Community leaders, church groups and women-led organisations work under enormous pressure to keep families safe in these centres. Without proper resources, training and design standards that build in privacy and protection, good intentions are not enough, and the burden continues to fall heavily on frontline actors.

At the same time, ministries responsible for women’s affairs across the Pacific are increasingly recognising violence against women and girls as a cross-cutting issue, including in the context of climate change and action. They are working to strengthen coordinated, multi-sector responses that bring together police, health, justice and social services, and are beginning to integrate prevention into wider resilience and climate adaptation efforts.

While this shift is significant, these ministries cannot do this on their own. They are chronically underfunded, and as climate impacts intensify, the pressure on national systems will only grow. If climate responses are going to deliver resilient and sustainable futures, governments and development partners need to invest in the systems that keep women and girls safe, alongside the roads, seawalls and renewable energy.

When disaster hits a small island community, the damage extends well beyond flooded roads and broken infrastructure. The social fabric that keeps people safe is disrupted. Overcrowded shelters, economic stress and weakened services all increase risks for women and girls, but those risks are rarely picked up in loss and damage assessments or climate financing decisions. Losses are counted in damaged buildings, destroyed crops and kilometres of coastline eroded. The violence women experience in the aftermath usually goes uncaptured.

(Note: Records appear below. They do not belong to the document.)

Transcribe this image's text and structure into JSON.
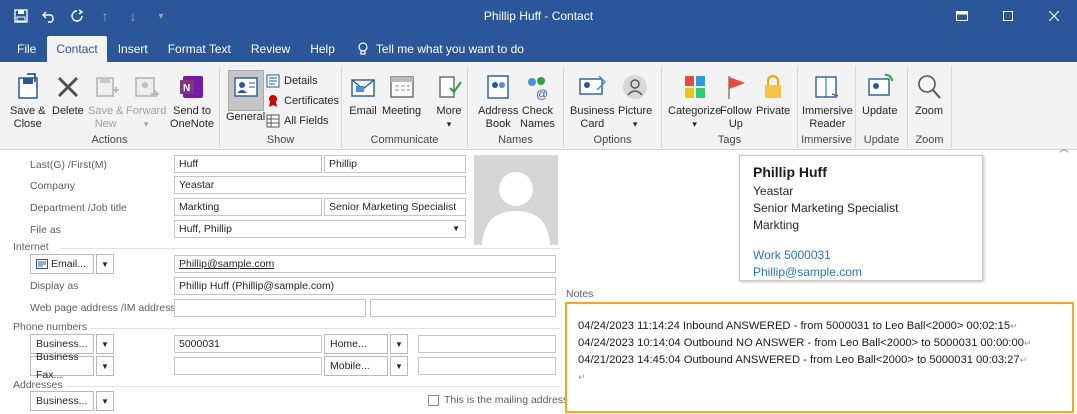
{
  "window": {
    "title": "Phillip Huff  -  Contact"
  },
  "tabs": [
    "File",
    "Contact",
    "Insert",
    "Format Text",
    "Review",
    "Help"
  ],
  "tell_me": "Tell me what you want to do",
  "ribbon": {
    "actions": {
      "save_close": [
        "Save &",
        "Close"
      ],
      "delete": "Delete",
      "save_new": [
        "Save &",
        "New"
      ],
      "forward": "Forward",
      "send_onenote": [
        "Send to",
        "OneNote"
      ],
      "label": "Actions"
    },
    "show": {
      "general": "General",
      "details": "Details",
      "certificates": "Certificates",
      "all_fields": "All Fields",
      "label": "Show"
    },
    "communicate": {
      "email": "Email",
      "meeting": "Meeting",
      "more": "More",
      "label": "Communicate"
    },
    "names": {
      "address_book": [
        "Address",
        "Book"
      ],
      "check_names": [
        "Check",
        "Names"
      ],
      "label": "Names"
    },
    "options": {
      "business_card": [
        "Business",
        "Card"
      ],
      "picture": "Picture",
      "label": "Options"
    },
    "tags": {
      "categorize": "Categorize",
      "follow_up": [
        "Follow",
        "Up"
      ],
      "private": "Private",
      "label": "Tags"
    },
    "immersive": {
      "reader": [
        "Immersive",
        "Reader"
      ],
      "label": "Immersive"
    },
    "update": {
      "update": "Update",
      "label": "Update"
    },
    "zoom": {
      "zoom": "Zoom",
      "label": "Zoom"
    }
  },
  "form": {
    "labels": {
      "name": "Last(G)  /First(M)",
      "company": "Company",
      "dept_job": "Department  /Job title",
      "file_as": "File as",
      "internet": "Internet",
      "display_as": "Display as",
      "web_im": "Web page address  /IM address",
      "phone_numbers": "Phone numbers",
      "addresses": "Addresses",
      "mailing": "This is the mailing address",
      "notes": "Notes"
    },
    "values": {
      "last": "Huff",
      "first": "Phillip",
      "company": "Yeastar",
      "department": "Markting",
      "job_title": "Senior Marketing Specialist",
      "file_as": "Huff, Phillip",
      "email_button": "Email...",
      "email": "Phillip@sample.com",
      "display_as": "Phillip Huff (Phillip@sample.com)",
      "web": "",
      "im": "",
      "phone1_type": "Business...",
      "phone1": "5000031",
      "phone2_type": "Home...",
      "phone2": "",
      "phone3_type": "Business Fax...",
      "phone3": "",
      "phone4_type": "Mobile...",
      "phone4": "",
      "address_type": "Business..."
    }
  },
  "business_card": {
    "name": "Phillip Huff",
    "company": "Yeastar",
    "title": "Senior Marketing Specialist",
    "department": "Markting",
    "work_label": "Work",
    "work_phone": "5000031",
    "email": "Phillip@sample.com"
  },
  "notes": [
    "04/24/2023 11:14:24 Inbound ANSWERED - from  5000031 to    Leo Ball<2000> 00:02:15",
    "04/24/2023 10:14:04 Outbound NO ANSWER - from    Leo Ball<2000> to 5000031 00:00:00",
    "04/21/2023 14:45:04 Outbound ANSWERED - from    Leo Ball<2000> to 5000031 00:03:27",
    ""
  ],
  "colors": {
    "brand": "#2b579a",
    "notes_highlight": "#f5a623",
    "link": "#2e75b6"
  }
}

The Pacific records some of the highest rates of violence against women in the world. Prevalence studies show high lifetime rates of intimate partner violence, with up to 64% of women experiencing physical or sexual violence by a partner. What makes the Pacific particularly stark is how widely that violence is accepted. In Samoa, 37% of women and 30% of men believe a man is justified in hitting his partner in at least one circumstance. In the Marshall Islands, the figures are 56% of women and 58% of men. In the Solomon Islands, 77% of women and 57% of men agree. Where violence is this normalised, additional pressure from economic stress, displacement or overcrowding does not just add to the risk. It accelerates it.

Climate shocks are exactly that kind of pressure. Research from Kiribati’s Strengthening Peaceful Villages program looked at the 2020 drought and found a clear link between climate-related male income loss and intimate partner violence. 41% of men who had perpetrated intimate partner violence in the past year also reported reduced earnings. When patriarchal norms position men as breadwinners and climate change makes that role harder to fulfil, men’s mental health suffers and the risk of violence against partners rises.

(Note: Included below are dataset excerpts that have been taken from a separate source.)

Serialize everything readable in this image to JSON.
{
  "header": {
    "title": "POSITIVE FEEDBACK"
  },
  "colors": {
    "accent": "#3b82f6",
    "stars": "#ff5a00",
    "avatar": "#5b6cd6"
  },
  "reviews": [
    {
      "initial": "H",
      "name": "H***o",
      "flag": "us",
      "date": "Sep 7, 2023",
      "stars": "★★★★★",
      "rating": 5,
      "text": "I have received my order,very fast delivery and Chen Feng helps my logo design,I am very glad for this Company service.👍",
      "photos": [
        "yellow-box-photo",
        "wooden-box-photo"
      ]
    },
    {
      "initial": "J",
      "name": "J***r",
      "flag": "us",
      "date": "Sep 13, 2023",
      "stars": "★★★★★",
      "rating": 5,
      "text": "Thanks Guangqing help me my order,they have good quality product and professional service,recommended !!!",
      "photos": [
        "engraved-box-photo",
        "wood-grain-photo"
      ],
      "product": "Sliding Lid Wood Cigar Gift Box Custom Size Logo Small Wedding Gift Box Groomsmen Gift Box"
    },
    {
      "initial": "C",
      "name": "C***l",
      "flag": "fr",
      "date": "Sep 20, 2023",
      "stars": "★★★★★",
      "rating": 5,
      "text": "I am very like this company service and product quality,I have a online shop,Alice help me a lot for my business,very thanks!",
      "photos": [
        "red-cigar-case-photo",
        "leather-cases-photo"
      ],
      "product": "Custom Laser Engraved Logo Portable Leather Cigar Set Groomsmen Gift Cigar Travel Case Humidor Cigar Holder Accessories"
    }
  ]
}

Evidence from Samoa shows climate shocks also make it harder for women to leave violent relationships. Women who had lived through two or three disaster events had more than twice the odds of experiencing intimate partner violence in the past 12 months. For those who had lived through four or more, the odds were over eight times higher. The cumulative weight of these shocks wore down women’s mental health and, with it, their ability to seek help or leave.

Vanuatu tells a similar story. Cyclones, extreme rainfall and flooding are no longer rare. They arrive almost every year, often before households have recovered from the last one. For women already facing violence, the cycle of shock and recovery keeps them stuck in unsafe homes and shelters, with fewer options each time. The recently launched Second National Survey on Women’s Lives and Family Relationships sets out what intimate partner violence looks like during an emergency. One in two women have experienced physical or sexual violence, and 73% have experienced coercive control from an intimate partner in their lifetime.

Vanuatu has responded. We recognise this violence as a critical dimension of non-economic loss and damage, which moves the conversation beyond the purely economic impacts of climate change. Our Loss and Damage Policy and Implementation Plan commits to addressing both economic and non-economic impacts across all climate-related initiatives and financing. This is a world-first commitment, and it should become a regional and global standard.

The 2050 Strategy for the Blue Pacific Continent commits to keeping all Pacific peoples resilient to climate change and disasters. With Pacific Island countries (PICs) among the most vulnerable in the world, the investment required is enormous. The International Monetary Fund estimates PICs need to invest between 6.5% and 9% of gross domestic product each year in adaptation-related infrastructure alone.

Large infrastructure projects move fast, bring in outside workforces and disrupt communities. Without proper safeguards, they can make women less safe. A mostly male workforce arriving in a community, poorly lit or badly designed public spaces, tensions over land acquisition and harassment of female workers can all increase exposure to violence. If those risks are not anticipated and managed, investments meant to build resilience end up undermining safety, participation and long-term sustainability.

When the risks materialise, the project itself is undermined. Community resistance grows, sustainability collapses and the investment fails to deliver. Many international climate funds already require environmental and social safeguards. Building violence prevention into those frameworks would help climate investments protect women and girls and produce better, more durable outcomes.

The same risk runs through climate adaptation, mitigation and disaster risk management more broadly. Planned relocation, for example, can heighten competition over land and deepen community tensions, leaving women and girls more exposed in unfamiliar surroundings with limited support.

Vanuatu’s experience tells us climate resilience and the safety of women and girls are not separate agendas, and it is asking climate finance partners to make this a condition, not an afterthought.

Climate resilience is not only about protecting coastlines. It is about protecting people. The Pacific has long led global conversations on climate justice. Recognising violence against women and girls as a climate-related impact, and funding the response, is the next part of that work.

As Cyclones Maila and Vaianu tracked across the Pacific, women were making their way to evacuation centres. The winds pass. For too many women, the violence does not. The question is what we choose to do before the next shock arrives.